E o mais interessante é
que muitas vezes essas pessoas quando ligam e são
informadas do preço de um exemplar, a altura de ser
um representante da raça, costumam dizer: “Mas
não quero um cão pra exposição,
ele apenas vai ficar em casa, como companhia, não
justifica gastar tanto...”. Pelo visto não
é uma situação isolada, todos os criadores
são afetados por essa “epidemia”: a banalização
da raça.
Só pra vcs. terem idéia,
o que aconteceu com uma pessoa próxima a mim, acontece
diariamente por esse Brasil a fora. Também sem o
intuito de criação ou exposição,
anos atrás, ela adquiriu um exemplar em uma feira
realizada dentro de um conhecido shopping em Salvador. Segundo
ela, existiam muitos que diziam ser criadores de Labrador,
mas um stand acabou chamando atenção devido
à limpeza, o asseio dos filhotes ali presentes. Chegando
ao mesmo, eles trataram de colocar a filhotinha no seu colo,
daí o inevitável apego... Argumentos mil:
criação própria, contrato, pedigree
CBKC, carteira de vacinação, consulta gratuita
em sua pet shop, amostras de ração, etc. Conseguiram
convencê-la a comprar! Até houve cena de choro,
na despedida do animal, por parte de uma figura lá.

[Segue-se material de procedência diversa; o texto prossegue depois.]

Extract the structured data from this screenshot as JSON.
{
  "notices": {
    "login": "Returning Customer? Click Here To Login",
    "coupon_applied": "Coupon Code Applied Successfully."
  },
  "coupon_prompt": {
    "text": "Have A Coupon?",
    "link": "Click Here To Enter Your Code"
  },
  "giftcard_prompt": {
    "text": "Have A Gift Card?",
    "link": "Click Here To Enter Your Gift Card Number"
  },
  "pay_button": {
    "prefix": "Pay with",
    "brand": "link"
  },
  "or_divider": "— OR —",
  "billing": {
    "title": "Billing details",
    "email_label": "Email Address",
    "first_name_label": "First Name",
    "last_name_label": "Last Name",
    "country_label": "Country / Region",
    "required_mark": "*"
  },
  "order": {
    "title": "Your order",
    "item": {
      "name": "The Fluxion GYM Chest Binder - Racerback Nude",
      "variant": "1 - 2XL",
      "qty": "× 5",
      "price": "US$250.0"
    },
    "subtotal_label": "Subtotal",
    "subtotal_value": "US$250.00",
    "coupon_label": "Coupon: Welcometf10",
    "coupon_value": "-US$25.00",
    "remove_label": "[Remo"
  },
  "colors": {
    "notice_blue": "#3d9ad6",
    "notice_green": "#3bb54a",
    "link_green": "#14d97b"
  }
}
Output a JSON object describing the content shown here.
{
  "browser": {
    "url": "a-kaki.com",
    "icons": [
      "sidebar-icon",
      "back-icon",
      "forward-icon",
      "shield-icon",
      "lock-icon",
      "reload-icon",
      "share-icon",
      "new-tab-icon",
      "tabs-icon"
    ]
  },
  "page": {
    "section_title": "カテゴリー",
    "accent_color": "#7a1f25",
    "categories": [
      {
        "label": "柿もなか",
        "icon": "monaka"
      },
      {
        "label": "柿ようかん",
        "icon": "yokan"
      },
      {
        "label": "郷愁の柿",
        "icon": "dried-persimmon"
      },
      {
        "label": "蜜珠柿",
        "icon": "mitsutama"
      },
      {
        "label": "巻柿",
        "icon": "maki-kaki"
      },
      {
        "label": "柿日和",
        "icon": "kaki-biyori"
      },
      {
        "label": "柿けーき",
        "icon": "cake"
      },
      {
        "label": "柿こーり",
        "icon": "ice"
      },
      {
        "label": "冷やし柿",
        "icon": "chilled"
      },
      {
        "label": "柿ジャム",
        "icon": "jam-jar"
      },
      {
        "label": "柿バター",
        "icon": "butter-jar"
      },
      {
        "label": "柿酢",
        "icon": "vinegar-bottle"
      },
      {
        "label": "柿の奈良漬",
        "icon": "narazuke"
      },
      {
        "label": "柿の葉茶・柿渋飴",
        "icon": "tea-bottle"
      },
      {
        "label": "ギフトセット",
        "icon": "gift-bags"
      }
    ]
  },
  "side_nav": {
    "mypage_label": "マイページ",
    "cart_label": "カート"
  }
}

Enfim, tudo parecia muito bom! Apenas parecia...
Após efetuar o pagamento,
foi orientada a pegar a documentação na pet
shop. Logo de primeira vieram com um pedigree ACB, quando
o combinado era CBKC. Ao exigir seus direitos que constavam
em contrato, o discurso mudou totalmente: “Não
temos interesse algum em lhe fornecer um pedigree CBKC”.
Ela se oferece a registrar a cadela por conta própria,
bastando eles fornecerem a documentação necessária.
Mas se depara com outro problema: constava que a cadela
era filha de irmãos inteiros, o que é expressamente
condenado pelos estatutos da CBKC. Ofereceram um pedigree
de um outro cão para registrar a cadela. Isso mesmo!
Forjar um cruzamento que nunca existiu para poder efetuar
o registro prometido. Indignada com a falta de caráter
deles, ela se negou a fazê-lo. Em busca de alternativas,
descobriu que os cães que originalmente seriam os
genitores da filhotinha, não eram de criação
e nem se quer propriedade deles. Pra ser mais exato, em
busca do verdadeiro criador que constava no pedigree, descobriu-se
que esses cães haviam sido vendidos para eles e a
pilantra, a chefe da quadrilha (não posso caracterizá-la
de maneira diferente) vendeu os filhotes e não repassou
os documentos de pedigree para os donos por direito. O que
ela fazia com os mesmos? Simulava cruzamentos para registrar
ninhadas de cães SEM PROCEDÊNCIA alguma como
“labradores”, dentre outras raças.
Chegou-se a conclusão
que até mesmo o pedigree inicial fornecido, era uma
farsa. Pra completar (e era de se esperar!), a cadela após
chapa, teve a constatação de displasia acentuada.
Indignação, frustração, raiva
e sede de justiça levaram a pessoa a entrar com uma
ação contra a pilantra, na vara da defesa
do consumidor... a audiência foi marcada para o ano
que vem (a justiça nesse país, além
de cega, também é manca). Espero que pelo
menos, se faça justiça.
Temos
ai vários fatores que a levaram a passar por essa
decepção: falta de conhecimento na hora
da aquisição, falta de uma fiscalização
por parte dos emissores de pedigrees e impunidade, por
que a pilantra da história continua com sua pet
shop e anúncios nos classificados comercializando
vários cães, inclusive “labradores”.
Tornar públicos fatos como esses, acredito já
ser o início para combater essa epidemia existente.
Agora, até que ponto os Kennel Clubes são
responsáveis?
Grande
abraço,
Moisés Trigo
Skylabs Labradors
Salvador, BA.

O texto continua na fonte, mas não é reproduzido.